Elizabeth Power refused to go, despite Mrs Payton trying to persuade her, and Elizabeth eventually made a statement before Mr North, the Police Magistrate at Windsor.
On the part of the defence, Mr Foster contended that the present information must fail, inasmuch as it was clear from the evidence, that there had been no conspiracy entered into to obtain the money, which had been previously taken by the wife, and voluntarily handed over to Hodghen. In consequence of this, the learned gentleman contended, that the two first counts in the information, could not be supported. Mr. Foster also contended that the third count was defective—for that a general description of the offence, without specifying the means taken to complete it, was insufficient in law. The learned judge reserved the objections, should there be any necessity for their after consideration. In his charge to the Jury, the Chief Justice recommended them to dismiss the two first counts from their consideration, and to apply themselves wholly to the third, on which, he was of opinion, it was competent for them, if they believed the evidence, to convict the defendants. The Jury, after upwards of half an hour's consideration, returned a verdict of Guilty, upon which the defendants were remanded from their bail until Friday (this day) when they are to be brought up for the judgment of the Court.
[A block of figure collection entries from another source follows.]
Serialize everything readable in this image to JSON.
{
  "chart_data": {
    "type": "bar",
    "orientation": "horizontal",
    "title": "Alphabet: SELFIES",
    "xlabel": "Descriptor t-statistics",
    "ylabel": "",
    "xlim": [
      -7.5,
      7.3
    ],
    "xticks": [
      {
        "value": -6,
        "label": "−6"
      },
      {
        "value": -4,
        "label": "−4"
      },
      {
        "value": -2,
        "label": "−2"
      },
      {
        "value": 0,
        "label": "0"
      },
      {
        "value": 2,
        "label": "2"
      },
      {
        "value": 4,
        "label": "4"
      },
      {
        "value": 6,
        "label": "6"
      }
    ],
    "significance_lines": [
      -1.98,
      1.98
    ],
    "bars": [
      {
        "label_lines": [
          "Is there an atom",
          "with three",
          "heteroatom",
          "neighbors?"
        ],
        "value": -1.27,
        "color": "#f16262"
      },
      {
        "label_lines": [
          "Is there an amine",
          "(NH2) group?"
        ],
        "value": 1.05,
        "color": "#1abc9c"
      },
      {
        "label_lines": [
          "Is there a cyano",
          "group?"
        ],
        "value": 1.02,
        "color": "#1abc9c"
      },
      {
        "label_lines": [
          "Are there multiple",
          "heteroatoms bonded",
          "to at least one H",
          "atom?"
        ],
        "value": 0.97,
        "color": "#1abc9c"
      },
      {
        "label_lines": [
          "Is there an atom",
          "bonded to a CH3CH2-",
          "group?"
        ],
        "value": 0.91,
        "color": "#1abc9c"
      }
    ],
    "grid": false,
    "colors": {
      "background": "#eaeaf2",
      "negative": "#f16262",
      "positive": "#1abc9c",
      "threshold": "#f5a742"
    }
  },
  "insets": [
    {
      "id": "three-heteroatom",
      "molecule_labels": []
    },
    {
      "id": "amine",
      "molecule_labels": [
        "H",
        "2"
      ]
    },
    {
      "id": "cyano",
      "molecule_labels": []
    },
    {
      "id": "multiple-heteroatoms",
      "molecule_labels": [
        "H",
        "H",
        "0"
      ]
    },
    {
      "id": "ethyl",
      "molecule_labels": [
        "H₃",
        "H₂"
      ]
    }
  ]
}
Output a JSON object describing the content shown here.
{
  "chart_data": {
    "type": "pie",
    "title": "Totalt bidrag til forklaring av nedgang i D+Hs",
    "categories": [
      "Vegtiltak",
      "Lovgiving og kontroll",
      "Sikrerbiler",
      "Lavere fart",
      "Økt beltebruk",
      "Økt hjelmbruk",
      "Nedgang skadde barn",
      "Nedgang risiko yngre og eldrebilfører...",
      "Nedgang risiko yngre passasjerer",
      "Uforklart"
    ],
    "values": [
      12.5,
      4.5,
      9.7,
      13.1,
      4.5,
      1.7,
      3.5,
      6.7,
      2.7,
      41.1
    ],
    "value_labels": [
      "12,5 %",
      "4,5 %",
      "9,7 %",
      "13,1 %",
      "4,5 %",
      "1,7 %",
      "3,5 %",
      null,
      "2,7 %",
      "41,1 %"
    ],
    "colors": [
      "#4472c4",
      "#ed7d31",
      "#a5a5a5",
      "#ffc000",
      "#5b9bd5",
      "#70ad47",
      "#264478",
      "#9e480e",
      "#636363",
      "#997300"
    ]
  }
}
Several days later, Benjamin Hodghen was convicted of conspiracy and sentenced to two years in Newcastle Gaol, and was required to pay a fine of £500. His daughter Ann Payton, was sentenced to two years in Newcastle Gaol. It doesn’t appear that a conviction was recorded for Elizabeth. Did she return to live with her husband? One wonders what her story was.
You can read the story in full in The Australian 23 February 1838, p. 2.